The $500 billion-asset parent company, which has 100,000 employees worldwide, is spending $100 million to $200 million a year for five years on the ING Direct’s U.S. launch.

The U.S. bank expects to mitigate its marketing expenditures by keeping operating costs down. Its 80-employee call center will be used mainly for telemarketing and maintain the same staffing level regardless of how much it grows, Mr. Verkoren said. The company will encourage customers to manage their accounts online or through the company’s interactive phone service.

For all its lack of convention, ING Direct is fiscally conservative, investing in commercial mortgages and treasury bills but steering clear of riskier areas like junk bonds and subprime lending. Its spread is below the industry average, and it keeps a tight rein on costs, Mr. Kuhlmann said.

“It’s high-volume, low-margin,” he said. “Doing things cheaply is really difficult to do, but it’s something we have to do to make profits.”

ING Direct’s formula for growth is simple, he says: If customers are happy with the high-rate savings account, the bank reasons, it is entitled to cross-sell them products such as certificates of deposit, low-interest loans, and mortgages. If the market improves, the bank will probably add mutual funds and life insurance this year.

Mr. Kuhlmann contends that savings accounts are an easy sell.

“There isn’t a child, a grandfather, a single mother that couldn’t use a high-value savings account,” he said. “Everybody’s promoting consumer debt or they’re promoting consumer investment but there’s a real missed opportunity out there to help people with their savings. Everybody has said that the savings account is dead. ING Direct is saying it’s actually being resuscitated.”
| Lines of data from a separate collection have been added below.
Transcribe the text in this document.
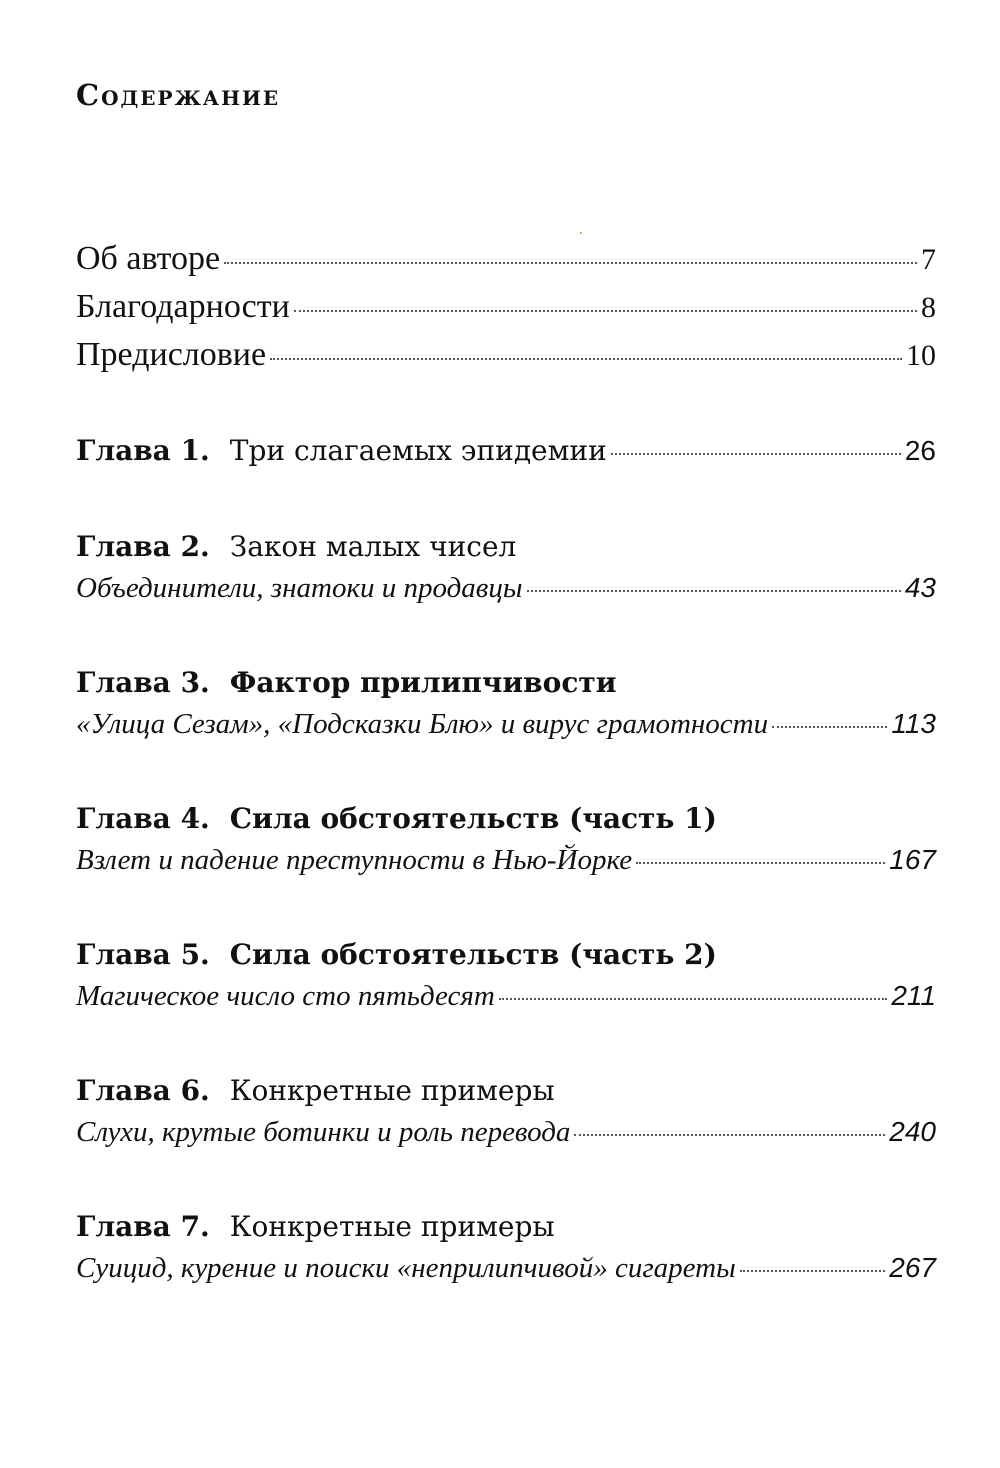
Содержание
Об авторе	7
Благодарности	8
Предисловие	10
Глава 1. Три слагаемых эпидемии	26
Глава 2. Закон малых чисел
Объединители, знатоки и продавцы	43
Глава 3. Фактор прилипчивости
«Улица Сезам», «Подсказки Блю» и вирус грамотности	113
Глава 4. Сила обстоятельств (часть 1)
Взлет и падение преступности в Нью-Йорке	167
Глава 5. Сила обстоятельств (часть 2)
Магическое число сто пятьдесят	211
Глава 6. Конкретные примеры
Слухи, крутые ботинки и роль перевода	240
Глава 7. Конкретные примеры
Суицид, курение и поиски «неприлипчивой» сигареты	267
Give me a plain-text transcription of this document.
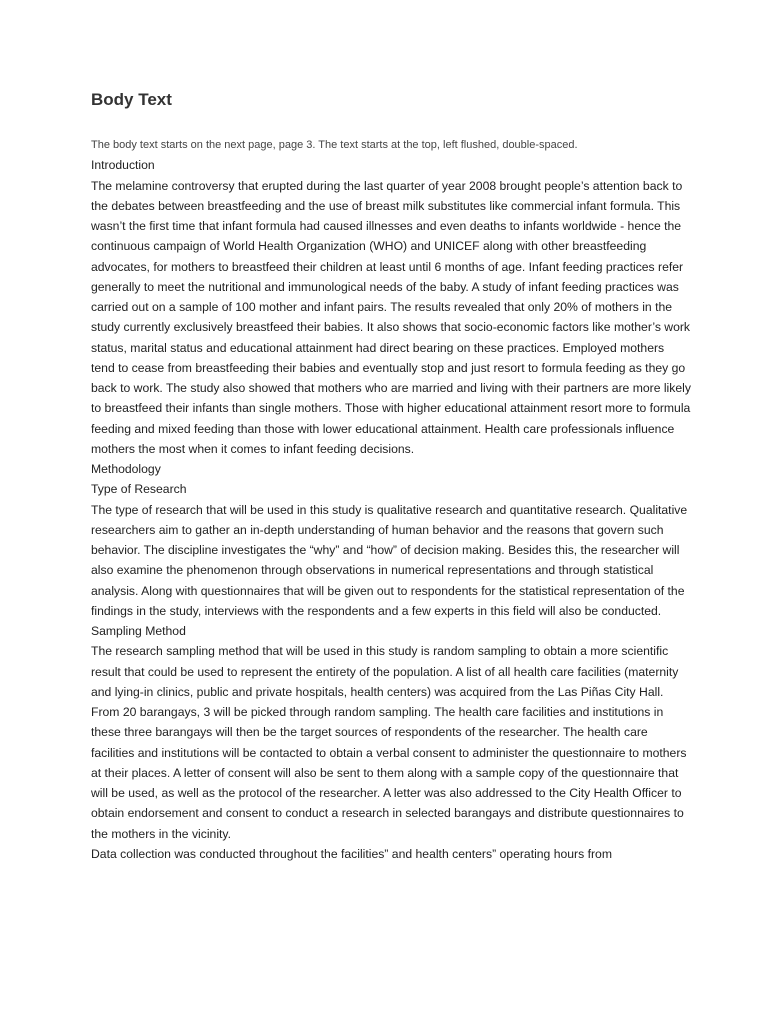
Body Text
The body text starts on the next page, page 3. The text starts at the top, left flushed, double-spaced.
Introduction

The melamine controversy that erupted during the last quarter of year 2008 brought people’s attention back to the debates between breastfeeding and the use of breast milk substitutes like commercial infant formula. This wasn’t the first time that infant formula had caused illnesses and even deaths to infants worldwide - hence the continuous campaign of World Health Organization (WHO) and UNICEF along with other breastfeeding advocates, for mothers to breastfeed their children at least until 6 months of age. Infant feeding practices refer generally to meet the nutritional and immunological needs of the baby. A study of infant feeding practices was carried out on a sample of 100 mother and infant pairs. The results revealed that only 20% of mothers in the study currently exclusively breastfeed their babies. It also shows that socio-economic factors like mother’s work status, marital status and educational attainment had direct bearing on these practices. Employed mothers tend to cease from breastfeeding their babies and eventually stop and just resort to formula feeding as they go back to work. The study also showed that mothers who are married and living with their partners are more likely to breastfeed their infants than single mothers. Those with higher educational attainment resort more to formula feeding and mixed feeding than those with lower educational attainment. Health care professionals influence mothers the most when it comes to infant feeding decisions.

Methodology
Type of Research

The type of research that will be used in this study is qualitative research and quantitative research. Qualitative researchers aim to gather an in-depth understanding of human behavior and the reasons that govern such behavior. The discipline investigates the “why” and “how” of decision making. Besides this, the researcher will also examine the phenomenon through observations in numerical representations and through statistical analysis. Along with questionnaires that will be given out to respondents for the statistical representation of the findings in the study, interviews with the respondents and a few experts in this field will also be conducted.

Sampling Method

The research sampling method that will be used in this study is random sampling to obtain a more scientific result that could be used to represent the entirety of the population. A list of all health care facilities (maternity and lying-in clinics, public and private hospitals, health centers) was acquired from the Las Piñas City Hall.

From 20 barangays, 3 will be picked through random sampling. The health care facilities and institutions in these three barangays will then be the target sources of respondents of the researcher. The health care facilities and institutions will be contacted to obtain a verbal consent to administer the questionnaire to mothers at their places. A letter of consent will also be sent to them along with a sample copy of the questionnaire that will be used, as well as the protocol of the researcher. A letter was also addressed to the City Health Officer to obtain endorsement and consent to conduct a research in selected barangays and distribute questionnaires to the mothers in the vicinity.

Data collection was conducted throughout the facilities” and health centers” operating hours from
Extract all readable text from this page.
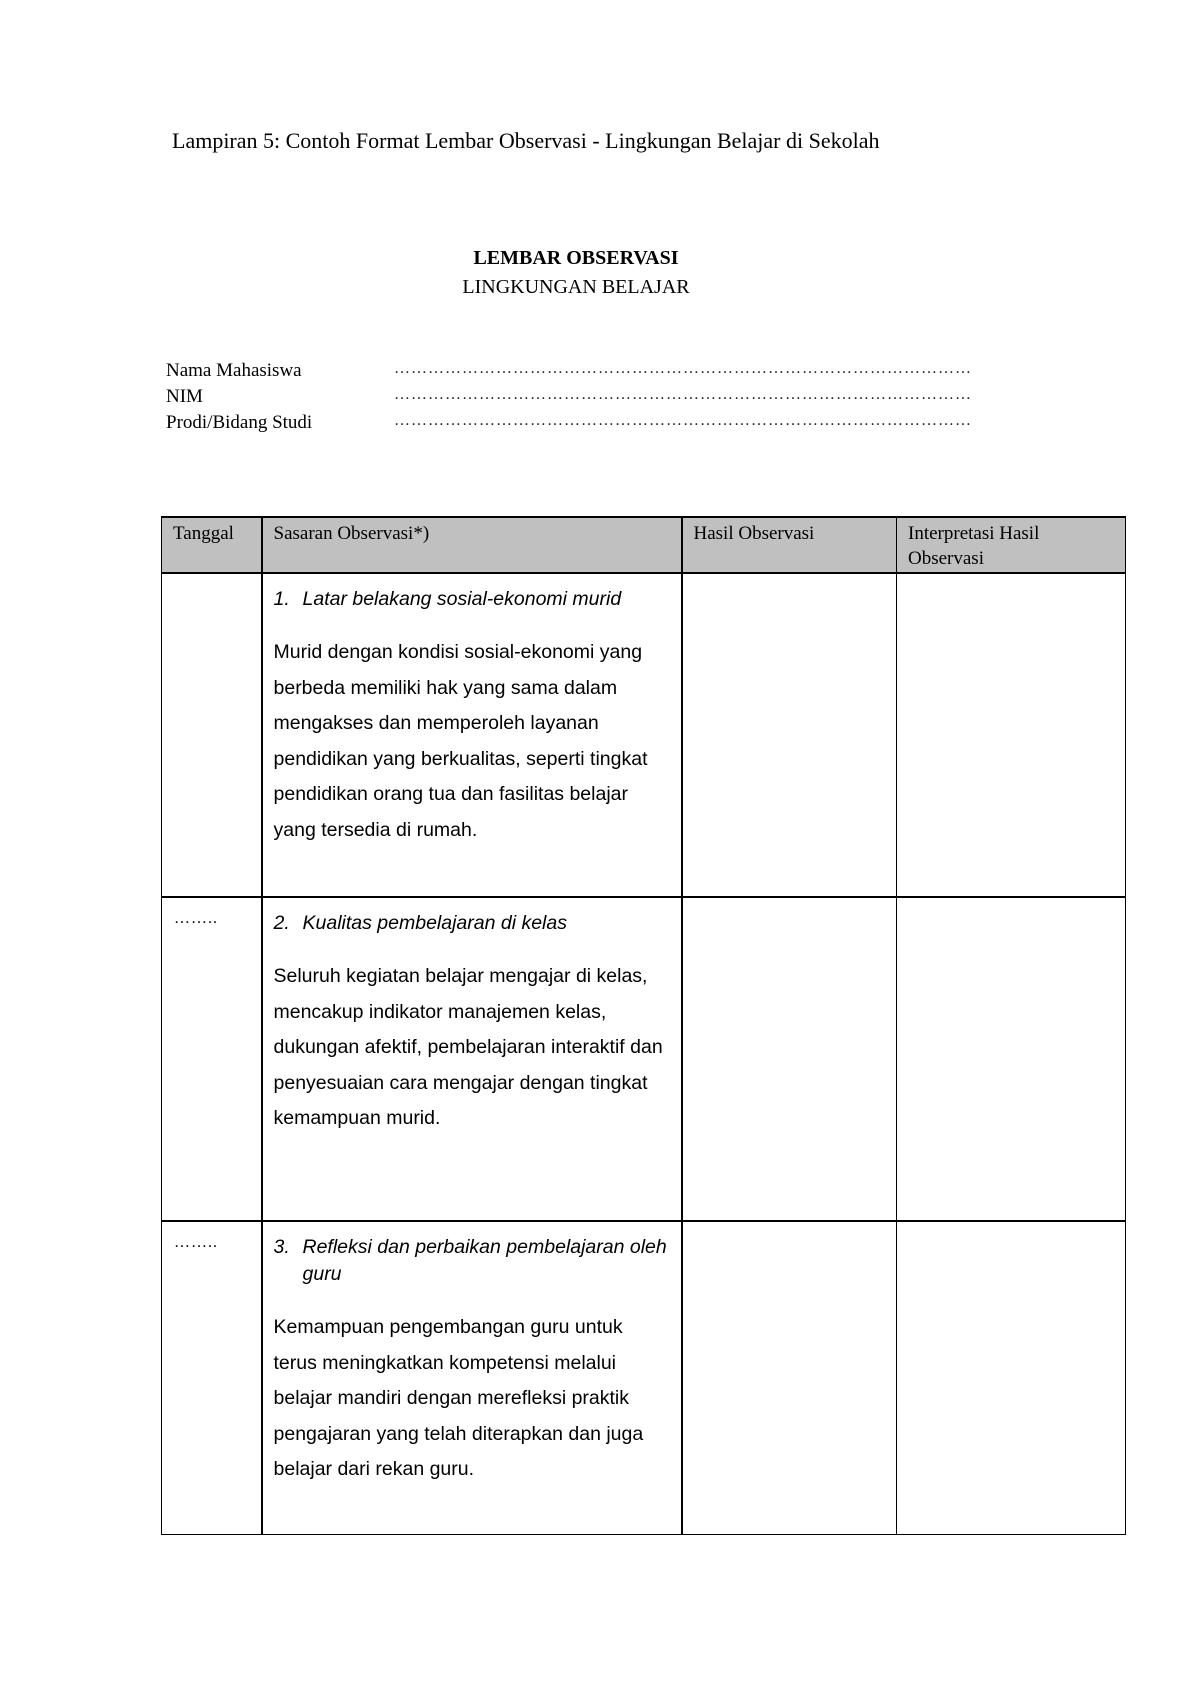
Lampiran 5: Contoh Format Lembar Observasi - Lingkungan Belajar di Sekolah
LEMBAR OBSERVASI
LINGKUNGAN BELAJAR
Nama Mahasiswa	…………………………………………………………………………………………
NIM	…………………………………………………………………………………………
Prodi/Bidang Studi	…………………………………………………………………………………………
Tanggal	Sasaran Observasi*)	Hasil Observasi	Interpretasi Hasil Observasi

	1. Latar belakang sosial-ekonomi murid
Murid dengan kondisi sosial-ekonomi yang berbeda memiliki hak yang sama dalam mengakses dan memperoleh layanan pendidikan yang berkualitas, seperti tingkat pendidikan orang tua dan fasilitas belajar yang tersedia di rumah.		

……..	2. Kualitas pembelajaran di kelas
Seluruh kegiatan belajar mengajar di kelas, mencakup indikator manajemen kelas, dukungan afektif, pembelajaran interaktif dan penyesuaian cara mengajar dengan tingkat kemampuan murid.		

……..	3. Refleksi dan perbaikan pembelajaran oleh guru
Kemampuan pengembangan guru untuk terus meningkatkan kompetensi melalui belajar mandiri dengan merefleksi praktik pengajaran yang telah diterapkan dan juga belajar dari rekan guru.		
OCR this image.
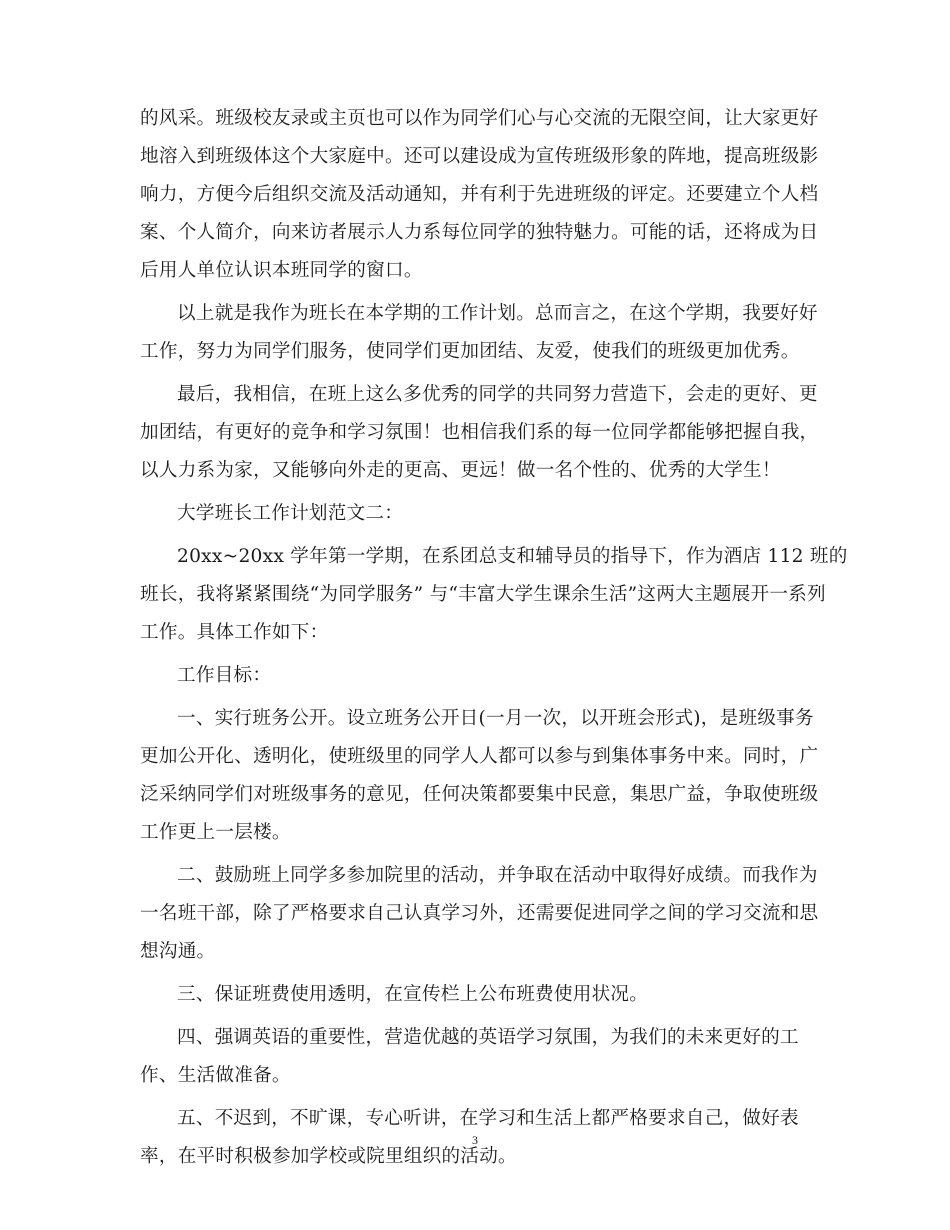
的风采。班级校友录或主页也可以作为同学们心与心交流的无限空间，让大家更好
地溶入到班级体这个大家庭中。还可以建设成为宣传班级形象的阵地，提高班级影
响力，方便今后组织交流及活动通知，并有利于先进班级的评定。还要建立个人档
案、个人简介，向来访者展示人力系每位同学的独特魅力。可能的话，还将成为日
后用人单位认识本班同学的窗口。
以上就是我作为班长在本学期的工作计划。总而言之，在这个学期，我要好好
工作，努力为同学们服务，使同学们更加团结、友爱，使我们的班级更加优秀。
最后，我相信，在班上这么多优秀的同学的共同努力营造下，会走的更好、更
加团结，有更好的竞争和学习氛围！也相信我们系的每一位同学都能够把握自我，
以人力系为家，又能够向外走的更高、更远！做一名个性的、优秀的大学生！
大学班长工作计划范文二：
20xx~20xx 学年第一学期，在系团总支和辅导员的指导下，作为酒店 112 班的
班长，我将紧紧围绕“为同学服务” 与“丰富大学生课余生活”这两大主题展开一系列
工作。具体工作如下：
工作目标：
一、实行班务公开。设立班务公开日(一月一次，以开班会形式)，是班级事务
更加公开化、透明化，使班级里的同学人人都可以参与到集体事务中来。同时，广
泛采纳同学们对班级事务的意见，任何决策都要集中民意，集思广益，争取使班级
工作更上一层楼。
二、鼓励班上同学多参加院里的活动，并争取在活动中取得好成绩。而我作为
一名班干部，除了严格要求自己认真学习外，还需要促进同学之间的学习交流和思
想沟通。
三、保证班费使用透明，在宣传栏上公布班费使用状况。
四、强调英语的重要性，营造优越的英语学习氛围，为我们的未来更好的工
作、生活做准备。
五、不迟到，不旷课，专心听讲，在学习和生活上都严格要求自己，做好表
率，在平时积极参加学校或院里组织的活动。
3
ING Direct also has set a July kickoff for a children’s Web site that looks like a video game — with three-dimensional graphics and characters — but is meant to instruct. “As a society we’re not teaching kids about savings,” Mr. Kuhlmann said. “We’re teaching them about consumption.”

In the absence of an automated teller machine network, ING Direct lets customers make withdrawals by transferring funds to a checking account at another bank linked to their ING account, a process that usually takes two business days. Deposits are made by transferring funds online or by phone, through direct deposit, or by mailing a check.

Visitors to the U.S. headquarters see exposed brick walls, wood beams, and a proliferation of mouse pads, wooden tulips, and orange accents. One of Mr. Kuhlmann’s motorcycles — one that he does not ride — is displayed on a second-floor landing.

But the relaxed atmosphere belies a meticulous attention to detail, says Octavio Marenzi, a managing director at Celent Communications. ING Direct, he said, “takes cost accounting almost to the extreme, to the point where they know every penny that’s being spent.”

Mr. Kuhlmann is so hands-on that he occasionally works in the bank’s call center to keep up on day-to-day operations, Mr. Marenzi said. “That’s extremely unusual. I’ve never heard of any CEO doing that before. He’s very energetic. He’s not afraid of doing things that go against the grain.”

As an example, ING Direct offers an “opt-in” policy with things like direct mailings — they reach only those customers who agree to receive them. Most banks require their customers to “opt out” of such solicitations.

Mr. Bell said ING Direct’s rates, though not as good as those of some other Internet banks, are competitive, and that its business model as a whole is sound. “There are some customers who will buy on the basis of price and don’t really care about service, and folks like ING can attack that market,” he said.

Sam M. Ditzion, a senior analyst in the financial services group at Dove Consulting, sees ING as a niche player with a “unique offering” but says it may struggle at cross-selling if it does not sweeten the add-on products’ rates.

“These are the customers who are used to getting the ‘too-good-to-be-true’ offers,” he said. “These aren’t necessarily the customers who they can get a lot out of.”

Mr. Kuhlmann said customers are looking for value, service, and products that are just right for them, nothing more complicated than that. “This is nothing new,” he said. “This is as old as Methuselah. We’re not sending people to the moon. We’re not engineering babies in test tubes. It’s just money.”